The screen shot below is an expansion of scale to show one single pulse. The voltage scale is 5 kv per dotted division. The peak voltage (yellow, negative) is at least 15 kv, but in less than a microsecond that drops to a level within the noise level of the scope. You can’t calculate the energy without a good measurement of the voltage during the current pulse, so you need more gain.
1677182884846.png

The screen shot below shows what happens when you turn up the gain one notch to 2 kv per division. This voltage trace doesn’t look anything like the previous one. The voltage spike at the leading edge of the pulse has saturated the oscilloscope amplifier, and the grotesque curve is the recovery time of that amplifier coming out of saturation.
1677182931676.png

So that’s the measurement problem with big spikes on the waveform.

The leading edge of that initial voltage spike, expanded 1000:1 in time, shows an abundance of ringing at a couple frequencies at once, about 60 MHz and 35 MHz. Peak voltage excursion is about 12 kv with the filters I now have in place.
1677183018418.png

As I see it, there are two paths open now to continue measurements. One is to do even more filtering on the scope inputs. A second is to try testing using a resistor spark plug or a series resistor in the spark plug wire. I’ll try the resistor first and report on how that works.

Don
 
Fantastic work Don. I appreciate it. Very nice clean waveforms especially since they are directly from the secondary.

Question:
What type of resistors (carbon/metal film/wire wound) are you using and their wattage rating.

Thanks
Just using 1/2 watt carbon comp Allen Bradleys, from my 50-year-old stock, except in the voltage divider I ordered carbon films with a 10 kv rating each. Spike times are so short they don't seem to ever break down or change even with these fantastic overvoltage stresses.
 
Don,

I want to thank you for working on this project! I always strive to learn something new each day and never really thought that I would be so interested in the spark of a sparkplug, but your presentation has peaked my interest.

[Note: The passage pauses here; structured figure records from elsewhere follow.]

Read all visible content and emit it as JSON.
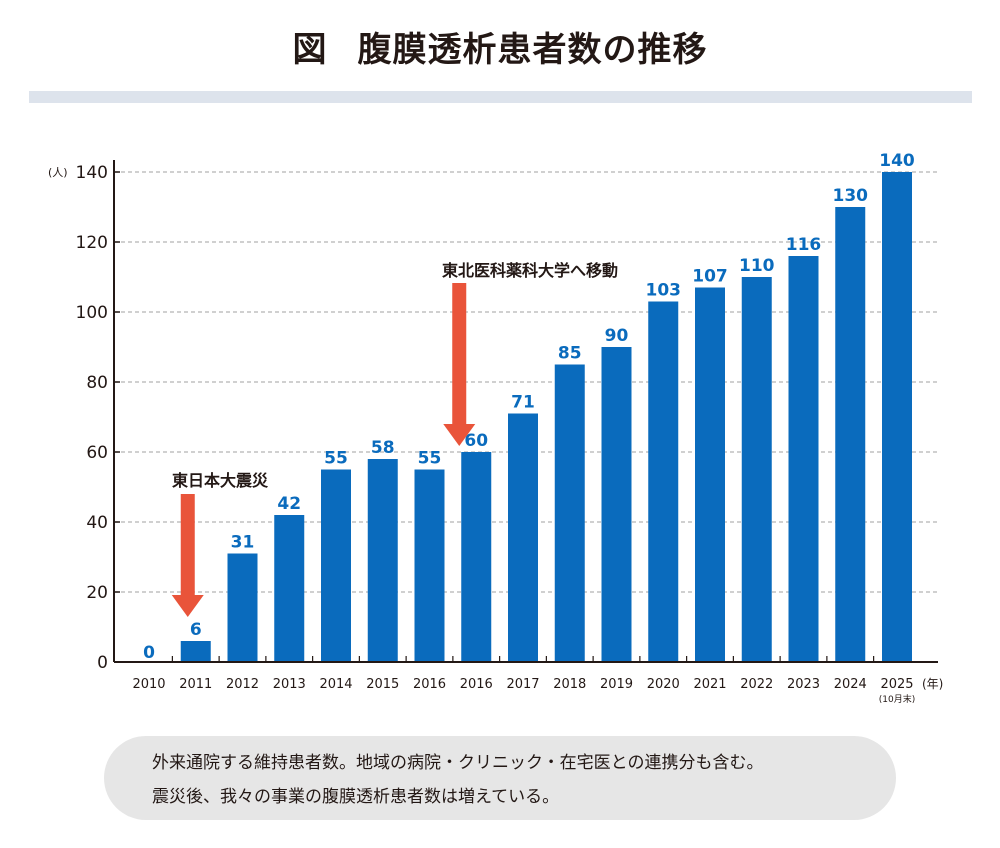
{
  "title": {
    "prefix": "図",
    "text": "腹膜透析患者数の推移"
  },
  "chart_data": {
    "type": "bar",
    "title": "腹膜透析患者数の推移",
    "categories": [
      "2010",
      "2011",
      "2012",
      "2013",
      "2014",
      "2015",
      "2016",
      "2016",
      "2017",
      "2018",
      "2019",
      "2020",
      "2021",
      "2022",
      "2023",
      "2024",
      "2025"
    ],
    "values": [
      0,
      6,
      31,
      42,
      55,
      58,
      55,
      60,
      71,
      85,
      90,
      103,
      107,
      110,
      116,
      130,
      140
    ],
    "last_category_note": "(10月末)",
    "xlabel": "(年)",
    "ylabel": "(人)",
    "ylim": [
      0,
      140
    ],
    "yticks": [
      0,
      20,
      40,
      60,
      80,
      100,
      120,
      140
    ],
    "grid": true,
    "bar_color": "#0a6bbd",
    "label_color": "#0a6bbd",
    "annotations": [
      {
        "text": "東日本大震災",
        "target_index": 1,
        "arrow_color": "#e9543a"
      },
      {
        "text": "東北医科薬科大学へ移動",
        "target_index": 7,
        "arrow_color": "#e9543a"
      }
    ]
  },
  "note": {
    "line1": "外来通院する維持患者数。地域の病院・クリニック・在宅医との連携分も含む。",
    "line2": "震災後、我々の事業の腹膜透析患者数は増えている。"
  }
}
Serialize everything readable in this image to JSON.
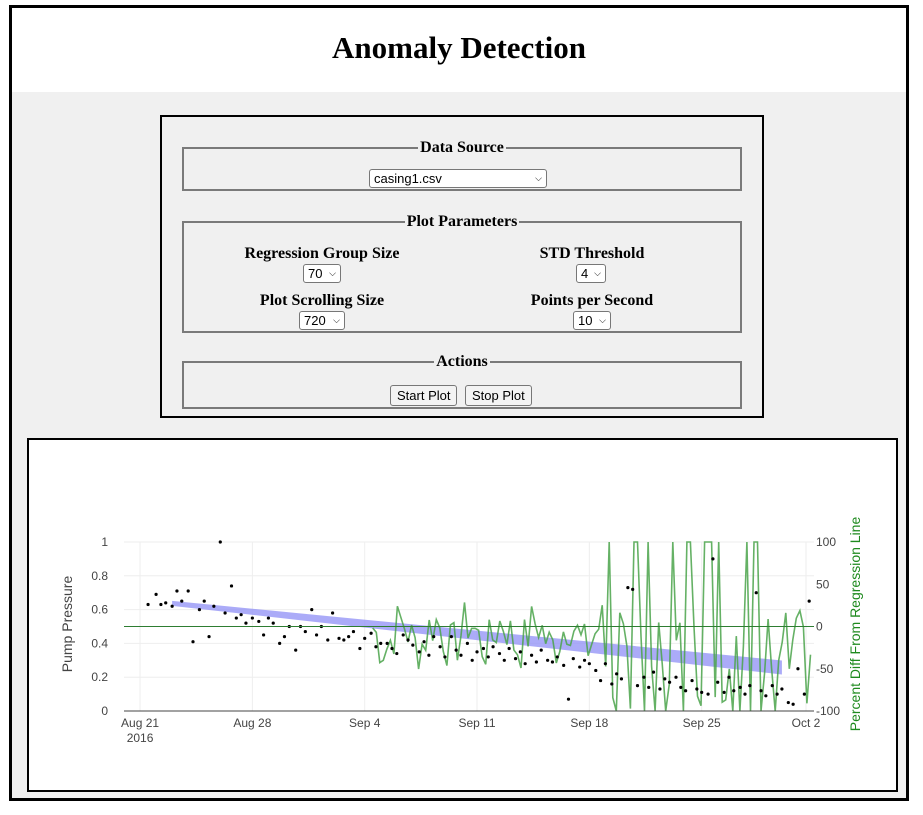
{
  "header": {
    "title": "Anomaly Detection"
  },
  "data_source": {
    "legend": "Data Source",
    "file_selected": "casing1.csv"
  },
  "plot_parameters": {
    "legend": "Plot Parameters",
    "regression_group_size": {
      "label": "Regression Group Size",
      "value": "70"
    },
    "std_threshold": {
      "label": "STD Threshold",
      "value": "4"
    },
    "plot_scrolling_size": {
      "label": "Plot Scrolling Size",
      "value": "720"
    },
    "points_per_second": {
      "label": "Points per Second",
      "value": "10"
    }
  },
  "actions": {
    "legend": "Actions",
    "start_label": "Start Plot",
    "stop_label": "Stop Plot"
  },
  "colors": {
    "points": "#000000",
    "regression_band": "#8f8ff5",
    "percent_diff_line": "#4aa34a",
    "zero_line": "#2e7d32",
    "right_axis_label": "#1e8a1e"
  },
  "chart_data": {
    "type": "scatter",
    "title": "",
    "ylabel": "Pump Pressure",
    "y2label": "Percent Diff From Regression Line",
    "xticks": [
      "Aug 21",
      "Aug 28",
      "Sep 4",
      "Sep 11",
      "Sep 18",
      "Sep 25",
      "Oct 2"
    ],
    "xtick_year": "2016",
    "xlim": [
      "2016-08-20",
      "2016-10-03"
    ],
    "ylim": [
      0,
      1
    ],
    "yticks": [
      "0",
      "0.2",
      "0.4",
      "0.6",
      "0.8",
      "1"
    ],
    "y2lim": [
      -100,
      100
    ],
    "y2ticks": [
      "-100",
      "-50",
      "0",
      "50",
      "100"
    ],
    "grid": true,
    "series": [
      {
        "kind": "points",
        "values_x_days_from_aug20": [
          1.5,
          2,
          2.3,
          2.6,
          3,
          3.3,
          3.6,
          4,
          4.3,
          4.7,
          5,
          5.3,
          5.6,
          6,
          6.3,
          6.7,
          7,
          7.3,
          7.6,
          8,
          8.4,
          8.7,
          9,
          9.3,
          9.7,
          10,
          10.3,
          10.7,
          11,
          11.3,
          11.7,
          12,
          12.3,
          12.7,
          13,
          13.4,
          13.7,
          14,
          14.3,
          14.7,
          15,
          15.4,
          15.7,
          16,
          16.4,
          16.7,
          17,
          17.4,
          17.7,
          18,
          18.4,
          18.7,
          19,
          19.3,
          19.7,
          20,
          20.4,
          20.7,
          21,
          21.4,
          21.7,
          22,
          22.4,
          22.7,
          23,
          23.4,
          23.7,
          24,
          24.4,
          24.7,
          25,
          25.4,
          25.7,
          26,
          26.4,
          26.7,
          27,
          27.4,
          27.7,
          28,
          28.4,
          28.7,
          29,
          29.4,
          29.7,
          30,
          30.4,
          30.7,
          31,
          31.4,
          31.7,
          32,
          32.4,
          32.7,
          33,
          33.4,
          33.7,
          34,
          34.4,
          34.7,
          35,
          35.4,
          35.7,
          36,
          36.4,
          36.7,
          37,
          37.4,
          37.7,
          38,
          38.4,
          38.7,
          39,
          39.4,
          39.7,
          40,
          40.4,
          40.7,
          41,
          41.4,
          41.7,
          42,
          42.4,
          42.7
        ],
        "values_y": [
          0.63,
          0.69,
          0.63,
          0.64,
          0.62,
          0.71,
          0.65,
          0.71,
          0.41,
          0.6,
          0.65,
          0.44,
          0.62,
          1.0,
          0.58,
          0.74,
          0.55,
          0.57,
          0.52,
          0.55,
          0.53,
          0.45,
          0.55,
          0.52,
          0.4,
          0.44,
          0.5,
          0.36,
          0.5,
          0.47,
          0.6,
          0.45,
          0.5,
          0.42,
          0.58,
          0.43,
          0.42,
          0.44,
          0.47,
          0.37,
          0.43,
          0.46,
          0.38,
          0.4,
          0.4,
          0.37,
          0.34,
          0.45,
          0.42,
          0.39,
          0.35,
          0.41,
          0.33,
          0.44,
          0.38,
          0.32,
          0.44,
          0.36,
          0.33,
          0.4,
          0.3,
          0.35,
          0.37,
          0.32,
          0.38,
          0.34,
          0.3,
          0.37,
          0.31,
          0.35,
          0.28,
          0.33,
          0.29,
          0.36,
          0.3,
          0.29,
          0.32,
          0.27,
          0.07,
          0.31,
          0.26,
          0.3,
          0.28,
          0.24,
          0.18,
          0.28,
          0.16,
          0.22,
          0.19,
          0.73,
          0.72,
          0.15,
          0.2,
          0.14,
          0.23,
          0.13,
          0.19,
          0.17,
          0.2,
          0.14,
          0.12,
          0.18,
          0.13,
          0.11,
          0.1,
          0.9,
          0.17,
          0.11,
          0.2,
          0.12,
          0.14,
          0.1,
          0.15,
          0.7,
          0.12,
          0.09,
          0.15,
          0.1,
          0.13,
          0.05,
          0.04,
          0.25,
          0.1,
          0.65
        ]
      },
      {
        "kind": "regression_band",
        "values_y_start": 0.64,
        "values_y_end": 0.24
      },
      {
        "kind": "percent_diff_line",
        "axis": "y2",
        "start_day": 15.5
      }
    ]
  }
}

They say a picture is worth a thousand words and after viewing the two on the 5 kv versus the 2 kv images all I can say is Wow! The 5 kv looks perky and alert while the 2 kv looks like a sad old Mama. ;)

As a layman in this field, I'm curious as to how the difference between sparkplug types may affect your work? Don't mean to put the cart before the horse here though. Again, thank you for your efforts.